Delgado y de tez morena, el originario de Veracruz inicia el recorrido, espera obtener algo rápido y no caminar muchas horas.
“Este trabajo es de suerte. Hay veces que puedo llenar el carrito y hacer hasta dos vueltas y otras no. Si bien me va, en un día puedo sacar hasta 500 pesos o regresar con las manos vacías; pero, eso sí, bien cansado de caminar”.
Este día, la suerte llega luego de caminar hora y media. Una señora sale de su casa y le indica que en el terreno de enfrente tiene algo para él. Se trata de una carretilla vieja y unos tubos oxidados, por los que paga 10 pesos.
Confía en vender lo recolectado; por la carretilla puede sacar 150 pesos, comparados con los 30 que le darán en el depósito por todo.
Son las dos y media de la tarde. Ha caminado más de cinco horas, comienza a sentir el cansancio en las piernas. Decide que es hora de regresar pues la lluvia acecha con aparecer.

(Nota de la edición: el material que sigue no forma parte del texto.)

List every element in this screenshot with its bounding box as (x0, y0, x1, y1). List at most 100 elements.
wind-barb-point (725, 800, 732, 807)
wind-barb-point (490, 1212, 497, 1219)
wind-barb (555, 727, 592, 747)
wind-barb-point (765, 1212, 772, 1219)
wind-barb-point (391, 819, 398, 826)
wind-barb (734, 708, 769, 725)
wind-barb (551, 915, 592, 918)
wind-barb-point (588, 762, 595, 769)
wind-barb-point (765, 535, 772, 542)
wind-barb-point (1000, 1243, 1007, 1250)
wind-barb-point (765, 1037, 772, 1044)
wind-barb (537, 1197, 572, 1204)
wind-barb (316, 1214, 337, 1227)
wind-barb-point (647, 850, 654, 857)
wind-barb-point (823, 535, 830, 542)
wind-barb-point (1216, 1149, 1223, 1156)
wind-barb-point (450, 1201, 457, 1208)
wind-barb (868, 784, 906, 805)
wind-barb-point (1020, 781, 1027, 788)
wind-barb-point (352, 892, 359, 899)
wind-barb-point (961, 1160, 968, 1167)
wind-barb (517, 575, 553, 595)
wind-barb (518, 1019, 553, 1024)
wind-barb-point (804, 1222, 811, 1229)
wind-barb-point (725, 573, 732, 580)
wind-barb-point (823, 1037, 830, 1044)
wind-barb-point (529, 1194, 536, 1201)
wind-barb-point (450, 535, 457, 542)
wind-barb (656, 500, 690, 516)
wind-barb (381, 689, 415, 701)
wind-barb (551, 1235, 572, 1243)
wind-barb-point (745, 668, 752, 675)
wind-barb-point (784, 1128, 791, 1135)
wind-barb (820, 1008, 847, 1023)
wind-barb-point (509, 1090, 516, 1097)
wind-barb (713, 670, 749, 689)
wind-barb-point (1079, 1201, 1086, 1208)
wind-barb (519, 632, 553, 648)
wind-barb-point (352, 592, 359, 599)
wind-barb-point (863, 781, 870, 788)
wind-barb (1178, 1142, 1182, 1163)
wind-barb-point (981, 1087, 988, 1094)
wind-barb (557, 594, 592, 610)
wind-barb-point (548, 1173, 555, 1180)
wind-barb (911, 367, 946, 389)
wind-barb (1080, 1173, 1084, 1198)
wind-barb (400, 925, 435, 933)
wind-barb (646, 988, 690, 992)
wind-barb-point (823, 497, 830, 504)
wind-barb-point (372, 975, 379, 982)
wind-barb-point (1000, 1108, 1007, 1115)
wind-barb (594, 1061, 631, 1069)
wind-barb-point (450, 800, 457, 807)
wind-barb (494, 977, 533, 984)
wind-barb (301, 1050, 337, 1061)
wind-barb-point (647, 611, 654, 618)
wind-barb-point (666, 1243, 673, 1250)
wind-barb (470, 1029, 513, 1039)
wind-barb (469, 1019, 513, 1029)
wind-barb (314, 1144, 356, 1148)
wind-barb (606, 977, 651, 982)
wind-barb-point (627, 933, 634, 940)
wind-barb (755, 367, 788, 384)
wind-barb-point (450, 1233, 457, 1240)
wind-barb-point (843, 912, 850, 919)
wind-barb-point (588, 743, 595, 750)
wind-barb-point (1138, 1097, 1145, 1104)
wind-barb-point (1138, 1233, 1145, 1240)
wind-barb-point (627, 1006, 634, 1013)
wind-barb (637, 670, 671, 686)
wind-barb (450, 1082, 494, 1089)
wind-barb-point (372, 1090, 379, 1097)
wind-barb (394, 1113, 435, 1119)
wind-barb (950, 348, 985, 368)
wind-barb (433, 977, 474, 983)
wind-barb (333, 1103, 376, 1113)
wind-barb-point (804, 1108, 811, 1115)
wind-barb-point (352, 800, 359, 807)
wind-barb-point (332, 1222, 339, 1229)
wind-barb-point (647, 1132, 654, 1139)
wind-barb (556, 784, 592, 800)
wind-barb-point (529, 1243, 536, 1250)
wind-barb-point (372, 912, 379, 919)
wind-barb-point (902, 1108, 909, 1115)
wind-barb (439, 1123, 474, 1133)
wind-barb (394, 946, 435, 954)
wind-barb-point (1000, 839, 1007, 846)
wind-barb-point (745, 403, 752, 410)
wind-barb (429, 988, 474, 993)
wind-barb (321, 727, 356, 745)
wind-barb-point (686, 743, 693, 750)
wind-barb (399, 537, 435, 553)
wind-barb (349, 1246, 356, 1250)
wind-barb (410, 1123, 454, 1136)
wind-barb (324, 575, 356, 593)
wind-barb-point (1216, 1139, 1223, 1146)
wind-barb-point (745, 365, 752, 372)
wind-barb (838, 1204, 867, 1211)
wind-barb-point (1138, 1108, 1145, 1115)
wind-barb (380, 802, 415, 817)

Al pasar por un taller mecánico escucha el grito “fierro viejo, fierro viejo”, Raúl voltea y del establecimiento salen dos sujetos, quienes preguntan cuánto por la carretilla; 100 pesos responde. El señor más grande y de bigote busca en sus bolsas del pantalón y saca el billete de 100 y se lo da, no sin antes agradecer. El veracruzano no esperaba venderla; pero, como dice, esto es de suerte.